Nicholas Lemann’s inaugural column at Tilting at Windmills is packed full of food for thought. It’s of particular interest to me because working at the Washington Monthly has compelled me to consider the magazine’s history and role in shaping the Democratic Party, and it’s a history that has often been at odds with my personal politics. Yet, I haven’t felt that way for quite some time. I think our views began to converge during the early Bush years and actually wound up close to the same place by the end of Obama’s first term. But this feeling of mine didn’t have much real content; it was more of a nebulous sense I had, before I read Lemann’s mea culpa:

If anybody asked me for a book to read that would capture the atmosphere around the Washington Monthly in the 1970s—other than articles in the magazine itself—I’d suggest Theodore Lowi’s The End of Liberalism, which was published in 1969. This was an attack on liberalism from the left, by a prominent political scientist.
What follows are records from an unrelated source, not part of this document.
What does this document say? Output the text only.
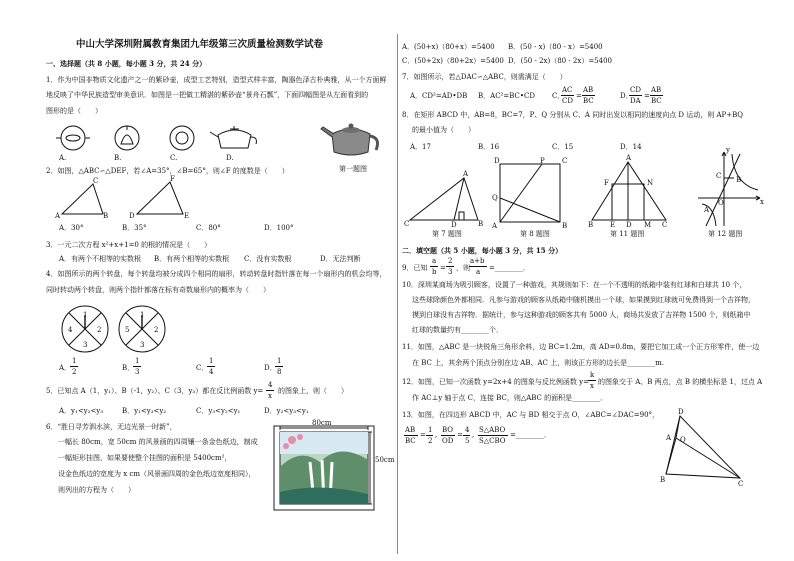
中山大学深圳附属教育集团九年级第三次质量检测数学试卷
一、选择题（共 8 小题，每小题 3 分，共 24 分）
1．作为中国非物质文化遗产之一的紫砂壶，成型工艺特别，造型式样丰富，陶器色泽古朴典雅，从一个方面鲜
地反映了中华民族造型审美意识．如图是一把做工精湛的紫砂壶“景舟石瓢”，下面四幅图是从左面看到的
图形的是（　　）
A.	B.	C.	D.
第一题图
2．如图，△ABC∽△DEF，若∠A=35°，∠B=65°，则∠F 的度数是（　　）
A	B
C
D	E
F
A．30°	B．35°	C．80°	D．100°
3．一元二次方程 x²+x+1=0 的根的情况是（　　）
A．有两个不相等的实数根 B．有两个相等的实数根 C．没有实数根	D．无法判断
4．如图所示的两个转盘，每个转盘均被分成四个相同的扇形，转动转盘时指针落在每一个扇形内的机会均等，
同时转动两个转盘，则两个指针都落在标有奇数扇形内的概率为（　　）
1
4	2
3
1
5	2
3
A．
1
2	B．
1
3	C．
1
4	D．
1
8
5．已知点 A（1，y₁）、B（-1，y₂）、C（3，y₃）都在反比例函数 y=
4
x
的图象上，则（　　）
A．y₁<y₂<y₃	B．y₁<y₃<y₂	C．y₃<y₂<y₁	D．y₂<y₃<y₁
6．“胜日寻芳泗水滨，无边光景一时新”，
一幅长 80cm，宽 50cm 的风景画的四周镶一条金色纸边，制成
一幅矩形挂图，如果要使整个挂图的面积是 5400cm²，
设金色纸边的宽度为 x cm（风景画四周的金色纸边宽度相同），
则列出的方程为（　　）
80cm
50cm
A．(50+x)（80+x）=5400 B．(50 - x)（80 - x）=5400
C．(50+2x)（80+2x）=5400 D．(50 - 2x)（80 - 2x）=5400
7．如图所示，若△DAC∽△ABC，则需满足（　　）
A．CD²=AD•DB B．AC²=BC•CD C．
AC
CD
=
AB
BC
D．
CD
DA
=
AB
BC
8．在矩形 ABCD 中，AB=8，BC=7，P、Q 分别从 C、A 同时出发以相同的速度向点 D 运动，则 AP+BQ
的最小值为（　　）
A．17	B．16	C．15	D．14
C	D	B
A
D	P C
Q
A	B	B E D M C
A
F	N
y
x
O
C B
A
第 7 题图	第 8 题图	第 11 题图	第 12 题图
二．填空题（共 5 小题，每小题 3 分，共 15 分）
9．已知
a
b =
2
3 ，则
a+b
a =________．
10．深圳某商场为吸引顾客，设置了一种游戏，其规则如下：在一个不透明的纸箱中装有红球和白球共 10 个，
这些球除颜色外都相同．凡参与游戏的顾客从纸箱中随机摸出一个球，如果摸到红球就可免费得到一个吉祥物，
摸到白球没有吉祥物．据统计，参与这种游戏的顾客共有 5000 人，商场共发放了吉祥物 1500 个，则纸箱中
红球的数量约有________个．
11．如图，△ABC 是一块锐角三角形余料，边 BC=1.2m，高 AD=0.8m，要把它加工成一个正方形零件，使一边
在 BC 上，其余两个顶点分别在边 AB、AC 上，则该正方形的边长是________m.
12．如图，已知一次函数 y=2x+4 的图象与反比例函数 y=
k
x 的图象交于 A、B 两点，点 B 的横坐标是 1，过点 A
作 AC⊥y 轴于点 C，连接 BC，则△ABC 的面积是________．
13．如图，在四边形 ABCD 中，AC 与 BD 相交于点 O，∠ABC=∠DAC=90°，
AB
BC
=
1
2
,
BO
OD
=
4
5
,
S△ABO
S△CBO
=________．
D
A O
B	C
Lowi’s scorn was particularly directed at what he called “interest group liberalism”—the takeover of the apparatus of government, such as congressional committees and regulatory agencies, by people who wanted some goodie or other and knew what to do to get it. The Vietnam War was raging, the cities were burning, and Washington seemed unable to address the country’s real problems. Interest group liberalism had to go.

The prospect of replacing interest group liberalism with something that was better targeted at the needs of the country, and also more effective, was deeply alluring. In those days we were about as distant from the heyday of the New Deal as the 1970s are from us today; you’d still see white-haired former aides to FDR (Joseph Rauh, Thomas Corcoran) wandering around the streets of downtown Washington. They had come to town to do good and had stayed to do well, and now it was time to sweep their old corrupted structures away and create new, purer ones. This was also the long-forgotten heyday of Ralph Nader as a super-respectable figure, who had an initiative staffed by bright young people aimed at reforming just about every department and agency of the government. Deregulating industries, using the power of markets to make government work better, embracing technology, targeting government social programs on people who really needed them, helping consumers rather than politically connected businesses, taking down trade barriers, reducing the power of the Democratic Party establishment and the labor unions, orienting government toward the public interest rather than toward interest groups—all of this was our dream.

I don’t mean to renounce these ideas entirely, but in retrospect they present a couple of problems. First, we had too much faith in the ability of people like us, smart and well-intentioned upper-middle-class (defined by family background, not by what the Monthly paid) Washington liberals, to determine what was and wasn’t a genuine social need. Our scorn for interest group liberalism led us to undervalue the process of people organizing themselves and pushing the political system to give them what they wanted from it. Second, we failed to anticipate the way that eliminating all those structures that struck us as outdated—the government bureaucracies, the seniority system in Congress, the old-line interest groups—would almost inevitably wind up working to the advantage of elites more than of the ordinary people on whose behalf we imagined ourselves to be advocating. The frictionless, disintermediated, networked world in which we live today is great for people with money and high-demand skills, not so great for everybody else. It’s a cruel irony of the Monthly’s history that our preferred label for ourselves, neoliberal, has come to denote political regimes maximally friendly to the financial markets. I’ve come to see the merits of the liberal structures I scorned in my younger days.

The Washington Monthly’s editor in chief, Paul Glastris, says he has a more sanguine view of the magazine’s impact on politics and government. As a newcomer who doesn’t know all the history, it’s hard for me to judge. As a broader matter, though, I think there are a whole host of areas where the takeover of the party by New Democrats in the 1990’s had unintended and often quite lamentable results.

At the other end of the spectrum, however, we can see Bernie Sanders sounding like a relic of the 1970’s.

“If I run [for president], my job is to help bring together the kind of coalition that can win—that can transform politics. We’ve got to bring together trade unionists and working families, our minority communities, environmentalists, young people, the women’s community, the gay community, seniors, veterans, the people who in fact are the vast majority of the American population.”

Because I came of political age in the 1990’s, I never fought the ideological battles of the 1970’s, and I’ve never understood the hostility to “interest group politics.” I come from the progressive grassroots, what Lemann refers to as “people organizing themselves and pushing the political system to give them what they wanted from it.” From the beginning, I was working in the inner city among people of color, and so it wasn’t difficult for me to avoid letting my “well-intentioned upper-middle-class” background give me the false impression that I knew the genuine needs of the underclass. I learned their genuine needs from them. And that made it painfully easy to spot myopia and condescension from the ivory towers of the white progressive movement.

It also taught me not to think of the progressive movement as a collection of discreet interest groups. I didn’t initially have much interest in trade unions, for example. But I quickly realized that they were doing the same work I was doing, organizing the underclass to vote, to get a higher minimum wage, better working conditions, safer streets, and a better safety net. Rather than thinking of the labor movement as a discreet interest group, I think of them as an essential partner.